Monday May 19 marked the twenty-year anniversary of the passing of Jacqueline (Jackie) Lee Bouvier Kennedy Onassis. Her death was the result of cancer. Jackie was born on July 28, 1929, in Southampton, NY. The reason I’m writing about her is two-fold; first, she is one of the most interesting people of the twentieth century; and, second, I have a novel coming out soon covering the months leading up to and the assassination of one of her husbands, President John F. Kennedy.

Jackie Kennedy Onassis was born into a very wealthy Catholic family and was raised as a very privileged child. As a young girl, she learned to speak French, while involved in horsemanship and ballet. Jackie spent her junior year in high school studying abroad in Paris. When she returned to the United States, she entered George Washington University, where she earned a degree in French Literature. After college, she landed a job at The Washington Times-Herald, which required her to take photographs of Washington residents, and then tie an interview to the pictures.

Jacqueline Bouvier met her future husband, John F. Kennedy, at a dinner party in 1952, and she married him one year later.

In 1961, with the inauguration of John F. Kennedy as 35th President of the United States, she became First Lady. To this day, many consider her to be the grandest of all of the first ladies to serve in that role. Kennedy became the youngest President and defeated the seated Vice President Richard M. Nixon. Clearly, part of her elegance was critical to President Kennedy’s election in one of the closest for President in US history.

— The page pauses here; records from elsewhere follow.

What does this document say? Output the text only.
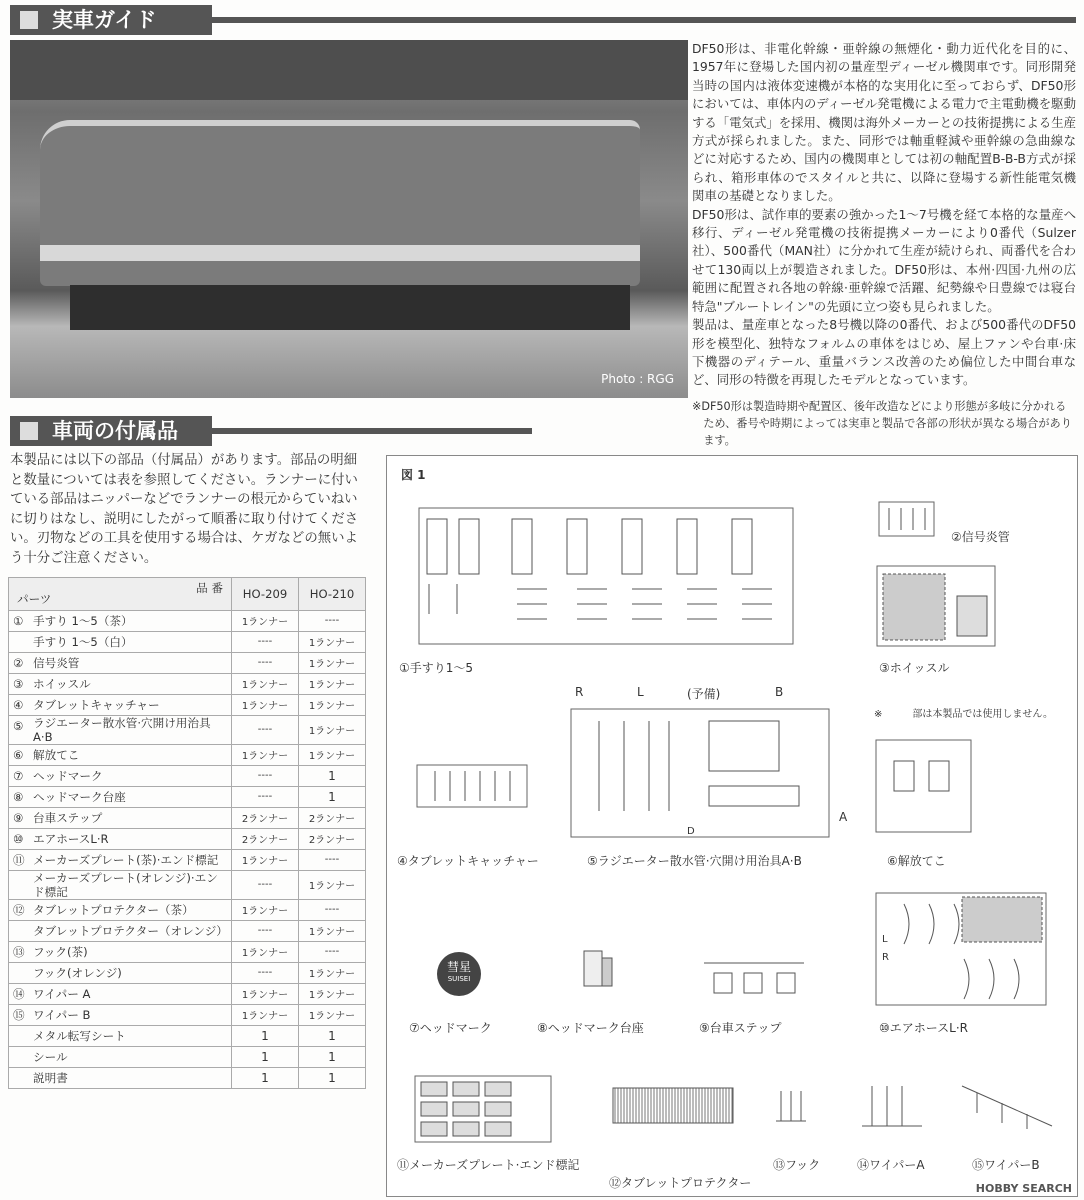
実車ガイド
Photo : RGG

DF50形は、非電化幹線・亜幹線の無煙化・動力近代化を目的に、1957年に登場した国内初の量産型ディーゼル機関車です。同形開発当時の国内は液体変速機が本格的な実用化に至っておらず、DF50形においては、車体内のディーゼル発電機による電力で主電動機を駆動する「電気式」を採用、機関は海外メーカーとの技術提携による生産方式が採られました。また、同形では軸重軽減や亜幹線の急曲線などに対応するため、国内の機関車としては初の軸配置B-B-B方式が採られ、箱形車体のでスタイルと共に、以降に登場する新性能電気機関車の基礎となりました。

DF50形は、試作車的要素の強かった1～7号機を経て本格的な量産へ移行、ディーゼル発電機の技術提携メーカーにより0番代（Sulzer社）、500番代（MAN社）に分かれて生産が続けられ、両番代を合わせて130両以上が製造されました。DF50形は、本州·四国·九州の広範囲に配置され各地の幹線·亜幹線で活躍、紀勢線や日豊線では寝台特急"ブルートレイン"の先頭に立つ姿も見られました。

製品は、量産車となった8号機以降の0番代、および500番代のDF50形を模型化、独特なフォルムの車体をはじめ、屋上ファンや台車·床下機器のディテール、重量バランス改善のため偏位した中間台車など、同形の特徴を再現したモデルとなっています。

※DF50形は製造時期や配置区、後年改造などにより形態が多岐に分かれるため、番号や時期によっては実車と製品で各部の形状が異なる場合があります。
車両の付属品
本製品には以下の部品（付属品）があります。部品の明細と数量については表を参照してください。ランナーに付いている部品はニッパーなどでランナーの根元からていねいに切りはなし、説明にしたがって順番に取り付けてください。刃物などの工具を使用する場合は、ケガなどの無いよう十分ご注意ください。
品 番
パーツ	HO-209	HO-210

① 手すり 1～5（茶）	1ランナー	----

手すり 1～5（白）	----	1ランナー

② 信号炎管	----	1ランナー

③ ホイッスル	1ランナー	1ランナー

④ タブレットキャッチャー	1ランナー	1ランナー

⑤ ラジエーター散水管·穴開け用治具A·B	----	1ランナー

⑥ 解放てこ	1ランナー	1ランナー

⑦ ヘッドマーク	----	1

⑧ ヘッドマーク台座	----	1

⑨ 台車ステップ	2ランナー	2ランナー

⑩ エアホースL·R	2ランナー	2ランナー

⑪ メーカーズプレート(茶)·エンド標記	1ランナー	----

メーカーズプレート(オレンジ)·エンド標記	----	1ランナー

⑫ タブレットプロテクター（茶）	1ランナー	----

タブレットプロテクター（オレンジ）	----	1ランナー

⑬ フック(茶)	1ランナー	----

フック(オレンジ)	----	1ランナー

⑭ ワイパー A	1ランナー	1ランナー

⑮ ワイパー B	1ランナー	1ランナー

メタル転写シート	1	1

シール	1	1

説明書	1	1
図 1
①手すり1～5
②信号炎管
③ホイッスル
※　　　部は本製品では使用しません。
④タブレットキャッチャー
R	L	(予備)	B
A
D
⑤ラジエーター散水管·穴開け用治具A·B	⑥解放てこ
彗星
SUISEI
⑦ヘッドマーク	⑧ヘッドマーク台座	⑨台車ステップ
L
R
⑩エアホースL·R
⑪メーカーズプレート·エンド標記
⑫タブレットプロテクター
⑬フック	⑭ワイパーA	⑮ワイパーB
HOBBY SEARCH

In my novel about the period leading up to the Kennedy assassination, I rarely mention Mrs. Kennedy but her role in my novel was big part of the plot. I know this sounds like a conundrum, and, well, it is. There’s no way to be delicate: President Kennedy fooled around, and he fooled around a lot. I mean, his affairs were the stuff of legends. It is said that, during the Cuban Missile Crisis, he wanted to find someone to “relieve his stress.” Condone it or not (and I don’t), he saved the world from nuclear devastation and kept nuclear missiles from our very doorsteps. There is even the rumor (more than a rumor, but for now we’ll leave it at that),that he was going to divorce Jackie and marry one of the women he was messin’ around with, after serving out his second term in office.Silhouette fedora

Through all of this, Jacqueline Kennedy remained her dignified self. Some would say she liked the power trip and prestige, but if you study her personality, that doesn’t seem to fit. I think she felt that it was important to be dignified at all times, and dignified she was. Did she love President Kennedy? Yes, I believe so. Part of her reason for staying in the marriage was that it was the thing to do in that day and time, and divorce was not a part of her Catholic upbringing.

Five years after President Kennedy’s death, she married Aristotle Onassis, a Greek shipbuilder. At the time, there was a crazy rumor going around that she only married Onassis to hide former President Kennedy, who was alive but had no brain function. Personally, I believe she married Onassis to have some semblance of privacy.

The last image of Jackie Kennedy in my novel is her crawling out on the back of the Presidential Limousine, while bullets rained down, so she could retrieve part of the President’s brain. Her Secret Service bodyguard had to push her back into the car and cover her body with his own. Somewhere during all of this, it is said that, when the shot from the Grassy Knoll hit President Kennedy, she exclaimed “Oh, my God! I have his brains in my hand!”

Are you aware of more former rumors about President and Mrs. JFK that have since been proven to be fact? What opinions do you have of Jacqueline Lee Bouvier Kennedy Onassis?